The shop creates “monetized entertainment experiences” and recommends things like “hiding in plain sight.”
Story elements that are artfully placed across existing media platforms are an effective way to deliver content as well as to drive attention to everyday messaging.
It seems they’ve taken their own advice in their effort to create buzz around Nine Inch Nails’ latest tour.
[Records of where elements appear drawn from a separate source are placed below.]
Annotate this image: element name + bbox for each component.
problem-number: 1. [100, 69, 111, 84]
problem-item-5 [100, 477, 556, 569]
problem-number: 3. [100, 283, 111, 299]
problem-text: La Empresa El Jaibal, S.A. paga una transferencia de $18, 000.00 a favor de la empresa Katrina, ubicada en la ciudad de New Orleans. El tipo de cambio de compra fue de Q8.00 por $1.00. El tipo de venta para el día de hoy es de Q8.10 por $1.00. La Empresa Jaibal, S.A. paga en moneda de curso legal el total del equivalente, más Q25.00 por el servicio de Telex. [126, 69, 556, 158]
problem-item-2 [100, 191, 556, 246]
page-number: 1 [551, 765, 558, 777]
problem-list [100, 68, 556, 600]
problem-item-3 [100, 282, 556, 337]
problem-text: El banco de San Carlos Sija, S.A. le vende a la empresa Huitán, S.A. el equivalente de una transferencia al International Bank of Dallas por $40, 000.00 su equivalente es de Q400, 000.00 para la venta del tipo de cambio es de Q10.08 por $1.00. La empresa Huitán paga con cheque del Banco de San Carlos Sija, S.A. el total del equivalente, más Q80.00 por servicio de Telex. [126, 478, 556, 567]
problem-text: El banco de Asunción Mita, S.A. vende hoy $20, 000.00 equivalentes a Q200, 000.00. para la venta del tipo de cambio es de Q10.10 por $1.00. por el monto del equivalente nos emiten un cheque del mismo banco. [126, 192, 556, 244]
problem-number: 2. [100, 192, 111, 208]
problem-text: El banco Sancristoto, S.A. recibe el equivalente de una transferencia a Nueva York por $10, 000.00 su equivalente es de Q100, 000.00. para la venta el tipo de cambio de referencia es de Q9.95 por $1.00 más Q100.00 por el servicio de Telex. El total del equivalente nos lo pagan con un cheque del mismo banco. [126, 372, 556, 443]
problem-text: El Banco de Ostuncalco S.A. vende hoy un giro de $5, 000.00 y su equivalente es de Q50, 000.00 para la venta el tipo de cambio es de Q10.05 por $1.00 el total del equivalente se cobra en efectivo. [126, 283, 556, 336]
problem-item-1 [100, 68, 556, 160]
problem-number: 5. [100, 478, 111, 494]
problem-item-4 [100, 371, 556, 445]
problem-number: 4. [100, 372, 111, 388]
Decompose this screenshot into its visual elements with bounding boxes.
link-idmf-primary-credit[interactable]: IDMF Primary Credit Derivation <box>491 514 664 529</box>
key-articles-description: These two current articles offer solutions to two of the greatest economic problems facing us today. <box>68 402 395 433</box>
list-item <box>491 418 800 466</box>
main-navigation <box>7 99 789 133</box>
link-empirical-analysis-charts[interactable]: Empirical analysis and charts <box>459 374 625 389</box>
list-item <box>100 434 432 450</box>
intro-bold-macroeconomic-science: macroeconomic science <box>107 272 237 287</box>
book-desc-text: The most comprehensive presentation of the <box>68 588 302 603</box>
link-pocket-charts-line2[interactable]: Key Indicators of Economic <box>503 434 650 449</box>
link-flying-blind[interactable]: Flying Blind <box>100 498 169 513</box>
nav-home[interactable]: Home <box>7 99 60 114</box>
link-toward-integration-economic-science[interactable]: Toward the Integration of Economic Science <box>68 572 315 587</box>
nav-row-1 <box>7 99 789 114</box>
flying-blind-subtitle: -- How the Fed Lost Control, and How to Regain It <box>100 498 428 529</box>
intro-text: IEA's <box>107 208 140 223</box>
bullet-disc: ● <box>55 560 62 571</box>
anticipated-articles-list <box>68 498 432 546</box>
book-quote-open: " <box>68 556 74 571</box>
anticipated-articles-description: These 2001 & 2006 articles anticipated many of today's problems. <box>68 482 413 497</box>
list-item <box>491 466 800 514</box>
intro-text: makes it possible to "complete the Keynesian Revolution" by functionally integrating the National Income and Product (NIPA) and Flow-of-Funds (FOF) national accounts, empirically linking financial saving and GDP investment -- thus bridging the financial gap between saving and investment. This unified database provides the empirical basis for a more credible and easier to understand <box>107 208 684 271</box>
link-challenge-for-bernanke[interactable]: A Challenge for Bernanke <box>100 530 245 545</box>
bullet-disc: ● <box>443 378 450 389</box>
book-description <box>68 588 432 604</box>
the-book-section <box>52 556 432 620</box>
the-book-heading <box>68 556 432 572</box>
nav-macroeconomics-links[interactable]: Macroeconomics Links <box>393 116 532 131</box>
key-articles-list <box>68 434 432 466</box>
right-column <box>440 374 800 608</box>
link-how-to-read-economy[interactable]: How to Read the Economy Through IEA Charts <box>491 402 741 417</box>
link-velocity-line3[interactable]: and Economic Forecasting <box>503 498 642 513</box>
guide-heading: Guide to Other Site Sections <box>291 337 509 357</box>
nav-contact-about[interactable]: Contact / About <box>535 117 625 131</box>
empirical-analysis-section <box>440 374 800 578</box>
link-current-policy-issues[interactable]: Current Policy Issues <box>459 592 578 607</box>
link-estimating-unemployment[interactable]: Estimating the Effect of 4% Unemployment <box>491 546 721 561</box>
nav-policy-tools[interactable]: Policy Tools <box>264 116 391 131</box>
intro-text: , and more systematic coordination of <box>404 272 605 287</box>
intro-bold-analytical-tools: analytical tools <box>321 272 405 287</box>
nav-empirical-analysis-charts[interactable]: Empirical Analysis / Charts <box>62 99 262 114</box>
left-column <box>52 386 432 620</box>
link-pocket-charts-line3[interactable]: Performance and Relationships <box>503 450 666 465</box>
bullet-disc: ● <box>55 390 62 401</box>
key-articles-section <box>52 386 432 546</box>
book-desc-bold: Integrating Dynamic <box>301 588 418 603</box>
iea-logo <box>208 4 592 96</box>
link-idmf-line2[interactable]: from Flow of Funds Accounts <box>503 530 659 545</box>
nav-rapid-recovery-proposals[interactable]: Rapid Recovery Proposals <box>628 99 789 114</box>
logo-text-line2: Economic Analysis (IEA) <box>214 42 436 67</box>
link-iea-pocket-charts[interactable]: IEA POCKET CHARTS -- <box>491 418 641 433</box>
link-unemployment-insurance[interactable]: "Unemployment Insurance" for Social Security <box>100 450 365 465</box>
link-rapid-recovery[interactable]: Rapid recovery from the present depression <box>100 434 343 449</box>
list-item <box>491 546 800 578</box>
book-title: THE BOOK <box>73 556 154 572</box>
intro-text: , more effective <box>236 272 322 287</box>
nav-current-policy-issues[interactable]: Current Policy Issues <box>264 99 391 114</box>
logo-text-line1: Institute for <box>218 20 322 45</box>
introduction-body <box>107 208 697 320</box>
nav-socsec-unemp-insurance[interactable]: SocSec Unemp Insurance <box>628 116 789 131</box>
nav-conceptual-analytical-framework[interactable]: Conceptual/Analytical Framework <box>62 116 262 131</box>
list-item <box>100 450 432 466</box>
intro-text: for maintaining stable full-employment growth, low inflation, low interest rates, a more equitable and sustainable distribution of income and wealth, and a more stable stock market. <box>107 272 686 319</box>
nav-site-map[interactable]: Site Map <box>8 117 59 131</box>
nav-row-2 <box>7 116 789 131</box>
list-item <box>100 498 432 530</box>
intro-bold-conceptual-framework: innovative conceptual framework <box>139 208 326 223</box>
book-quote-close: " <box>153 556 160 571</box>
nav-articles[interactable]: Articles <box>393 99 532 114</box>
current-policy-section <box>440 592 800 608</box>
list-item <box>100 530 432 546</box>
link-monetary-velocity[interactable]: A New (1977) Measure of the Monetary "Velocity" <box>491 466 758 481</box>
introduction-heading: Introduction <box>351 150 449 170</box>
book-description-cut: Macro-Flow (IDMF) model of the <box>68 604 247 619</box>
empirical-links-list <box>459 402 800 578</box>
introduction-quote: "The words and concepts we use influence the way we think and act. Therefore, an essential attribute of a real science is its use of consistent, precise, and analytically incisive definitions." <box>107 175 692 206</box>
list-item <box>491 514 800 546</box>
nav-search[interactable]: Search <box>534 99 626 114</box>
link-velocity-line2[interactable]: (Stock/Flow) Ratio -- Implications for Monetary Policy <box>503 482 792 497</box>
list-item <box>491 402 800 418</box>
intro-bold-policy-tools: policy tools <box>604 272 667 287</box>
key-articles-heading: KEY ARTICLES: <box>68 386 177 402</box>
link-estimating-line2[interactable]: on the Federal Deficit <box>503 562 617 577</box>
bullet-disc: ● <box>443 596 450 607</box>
Adotas reports:
According to various sources, Reznor and agency 42 Entertainment, harnessing the old Internet model of a webring, are behind a series of eerie landing pages (listed below), some endorsed by a supposed “US Bureau of Morality” and others peddling military operations like “105th Airborne Crusaders.”
iamtryingtobelieve.com
anotherversionofthetruth.com
bethehammer.net
105thairbornecrusaders.com
churchofplano.com
consolidatedmailsystems.com
The domains hint at botched military operations, fallen heroes, a tyrannical government and a mind control drug Parepin.
Angela Natividad, writing on Adrants says, “This is the way a viral campaign should be run – with a brand using multiple forms of media to play with its users and leave them things to find and chase after.”
I wonder if anyone in the intelligence community sees the above sites as a threat to national security. Now, that would certainly make for some “Boston-like” press.